The Nikkei 225 cash index opened Monday with a positive gap and rallied during the Asian morning, to hit resistance near 21670, the upper boundary of the sideways range it’s been trading within since March 6th. Then, it pulled back. Despite today’s rally, given that Nikkei continues to trade in a trendless mode, we prefer to hold a flat stance with regards to its near-term outlook for now.
We would like to see a decisive break above 21670 before we examine whether the picture has started leaning to the bullish side. Such a move would signal the upside exit out of the range and may set the stage for the 21860 resistance territory, marked by the peak of March 4th.
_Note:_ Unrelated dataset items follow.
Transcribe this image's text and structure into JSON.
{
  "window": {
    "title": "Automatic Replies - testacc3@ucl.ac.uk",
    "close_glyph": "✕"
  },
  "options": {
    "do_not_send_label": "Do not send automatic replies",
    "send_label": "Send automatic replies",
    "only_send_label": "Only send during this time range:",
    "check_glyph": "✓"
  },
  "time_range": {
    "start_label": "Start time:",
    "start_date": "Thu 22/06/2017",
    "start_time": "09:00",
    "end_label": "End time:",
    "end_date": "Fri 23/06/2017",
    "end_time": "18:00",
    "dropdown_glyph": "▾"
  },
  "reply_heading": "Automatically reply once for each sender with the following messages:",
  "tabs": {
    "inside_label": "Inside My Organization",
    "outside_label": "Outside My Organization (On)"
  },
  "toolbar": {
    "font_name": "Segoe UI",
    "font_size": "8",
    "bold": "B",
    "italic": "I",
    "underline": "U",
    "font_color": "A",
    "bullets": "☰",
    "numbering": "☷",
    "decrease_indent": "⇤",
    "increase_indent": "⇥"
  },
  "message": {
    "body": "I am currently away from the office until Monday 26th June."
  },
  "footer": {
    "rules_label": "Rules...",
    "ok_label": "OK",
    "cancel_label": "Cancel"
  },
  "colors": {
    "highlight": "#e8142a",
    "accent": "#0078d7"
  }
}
If that zone does not prove to be an obstacle for the bulls, then we may see them putting the 22000 psychological zone on their radars, which is near the high of December 5th.
That said, taking a look at our short-term oscillators, we see that the RSI topped near its 70 line and turned down, while the MACD, although above both its zero and trigger lines, shows sings of slowing down. It could also turn south soon. These indicators suggest that some further retreat may be in the works before, and if, the bulls decide to take charge again, perhaps for the price to test the 21390 area as a support this time.
Now, in case the setback continues below the 21300 area, this may be a sign that investors want to keep the index range-bound for a while more. Such a dip could allow declines towards the 21155 level, the break of which could see scope for extensions towards the low of March 28th, at around 20965.